“Heirlooms To Live In: Homes in a New Regional Vernacular,” by Hutker Architects. Oscar Riera Ojeda, Philadelphia. Hardcover/packaged. 523 pp. $75. Available at Island bookstores.
Books that celebrate 25 years of a company’s history tend to be paeans of self-praise. This one isn’t. This is a good book. It’s about what the people who make up this company believe in, rather than a recounting of what they’ve accomplished. We seldom encounter successful people with restrained egos, but reading “Heirlooms To Live In” made me want to meet its authors.
“Heirlooms” is a real life story referencing the importance of integrity generally. It talks about New England values and culture visualized in the work that a company, Hutker Architects, based in Vineyard Haven, does. In this case, the design of buildings in which people live and work. A well-done metaphor, in a sense.
“God-winks” seem to be at work in this assignment. I didn’t know the company, had not seen the book, didn’t think I was headed for a good time. My editor assigned the review late one afternoon just before I went to a friend’s home for the first time. Upon entering her home, I was struck by its sense of character and serenity. Suitably sized, not ostentatious, painstaking attention to detail. A home that suited her character.
On her living room coffee table in this house, based, I learned later, on the Hutker family of design, was a copy of “Heirlooms.” Hmm. After a quick scan, I remembered, yet again, that prejudging is a fool’s errand.
The physical architecture of the book is eerily similar to the character of the structures that Hutker Architects builds. For example, margins are precise, artwork is centered, page copy is presented in the column width that best accommodates retention of the material. By design, the book is less dependent on words and heavier on several hundred pages of color photos of 25 of the 200 Hutker-designed homes. Every Island town is represented.
“Heirlooms To Live In” is beautifully constructed and simply presented. Works of this sort tend to be tendentious and self-serving. Not so here, I found. The table of contents page, for example, outlines its four chapters with these titles: Build once, well; Outside; Inside; Toward a new regional vernacular. Hundreds of color photos of the insides and outsides of Hutker designs along with a floor plan for each, illustrate the thesis.
The editors, Leo A.W. Wiegman and Oscar Riera Ojeda, were thoughtful enough to begin and end the book with 26 pages of Island photographer Alison Shaw’s classic black and white photographs. That fillip intends to describe the Island environment and culture in which architects work. Like my friend’s house, the book is designed and constructed with attention to detail. Its finish work is appealing, tight, and plumb.
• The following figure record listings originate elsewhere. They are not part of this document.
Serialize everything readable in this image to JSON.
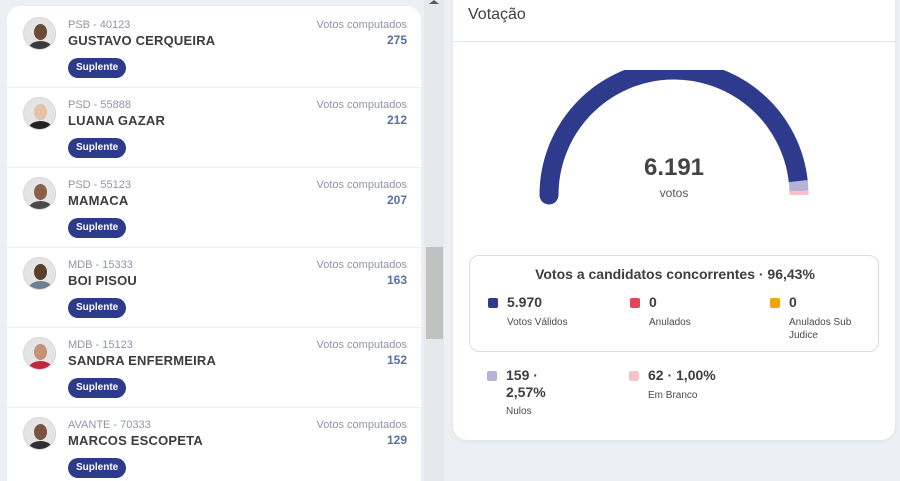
{
  "candidates": [
    {
      "party": "PSB - 40123",
      "name": "GUSTAVO CERQUEIRA",
      "votes_label": "Votos computados",
      "votes": "275",
      "status": "Suplente"
    },
    {
      "party": "PSD - 55888",
      "name": "LUANA GAZAR",
      "votes_label": "Votos computados",
      "votes": "212",
      "status": "Suplente"
    },
    {
      "party": "PSD - 55123",
      "name": "MAMACA",
      "votes_label": "Votos computados",
      "votes": "207",
      "status": "Suplente"
    },
    {
      "party": "MDB - 15333",
      "name": "BOI PISOU",
      "votes_label": "Votos computados",
      "votes": "163",
      "status": "Suplente"
    },
    {
      "party": "MDB - 15123",
      "name": "SANDRA ENFERMEIRA",
      "votes_label": "Votos computados",
      "votes": "152",
      "status": "Suplente"
    },
    {
      "party": "AVANTE - 70333",
      "name": "MARCOS ESCOPETA",
      "votes_label": "Votos computados",
      "votes": "129",
      "status": "Suplente"
    }
  ],
  "voting": {
    "title": "Votação",
    "total": "6.191",
    "total_label": "votos",
    "gauge_segments": [
      {
        "label": "Votos Válidos",
        "fraction": 0.9643,
        "color": "#2e3a8c"
      },
      {
        "label": "Nulos",
        "fraction": 0.0257,
        "color": "#b5b3d6"
      },
      {
        "label": "Em Branco",
        "fraction": 0.01,
        "color": "#f6c1c8"
      }
    ],
    "concurrent_title": "Votos a candidatos concorrentes · 96,43%",
    "concurrent": [
      {
        "value": "5.970",
        "label": "Votos Válidos",
        "color": "#2e3a8c"
      },
      {
        "value": "0",
        "label": "Anulados",
        "color": "#e8435a"
      },
      {
        "value": "0",
        "label": "Anulados Sub Judice",
        "color": "#f0a30a"
      }
    ],
    "others": [
      {
        "value": "159 · 2,57%",
        "label": "Nulos",
        "color": "#b5b3d6"
      },
      {
        "value": "62 · 1,00%",
        "label": "Em Branco",
        "color": "#f6c1c8"
      }
    ]
  }
}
Hutker Associates is located on Beach Road in Vineyard Haven, in The Tisbury Marketplace shopping complex. Its founder is Mark A. Hutker. Philip J. Regan and Charles e. (sic) Orr are the principals. The design group includes nearly three-dozen people and the company has offices in Falmouth and on Nantucket, thanks to a recent association with high-profile architect Lyman Perry.
Hutker is a high-end firm, no question. But, Mr. Hutker is careful to point out that the company is not a McMansion architectural firm. In fact, in the Forward, architectural fellow travelers Marlon Blackwell and David Buege lament “the soulless, poorly built mega-mansions of recent vintage.” In comparison, they say, Hutker’s work is “rock solid and durable.”
Make no mistake, Hutker has designed some big ones and they are included in the book alongside average and modestly sized dwellings. The point seems to be that size doesn’t matter; it’s all about suitability for living.
In fact, you’ll read the musings of Thoreau, Emerson, Matisse, and Oliver Wendell Holmes on living suitably and you’ll read homespun comments from house painters, and you’ll learn that down-to-earth people such as Island artist Doug Kent have informed Hutker’s work.
Mr. Hutker explains his design viewpoint in chapter four, Toward a new regional vernacular. He briefly describes the centuries-long development of a distinctly regional, utilitarian approach to building homes in New England. His takeaway is that homes should be built to last for use by more than one generation. He borrows the Wampanoag dictum that “We don’t inherit the land from our ancestors; we borrow it from our children.”
He advises that home design should “learn the local dialect. Fit into the landscape first by not standing out. Smaller volumes of higher quality will stand the test of time. Let the bones of the house reveal themselves.”
To call this a coffee-table book does it a disservice. There is as much information about how to design your dream life as there is about designing your dream house.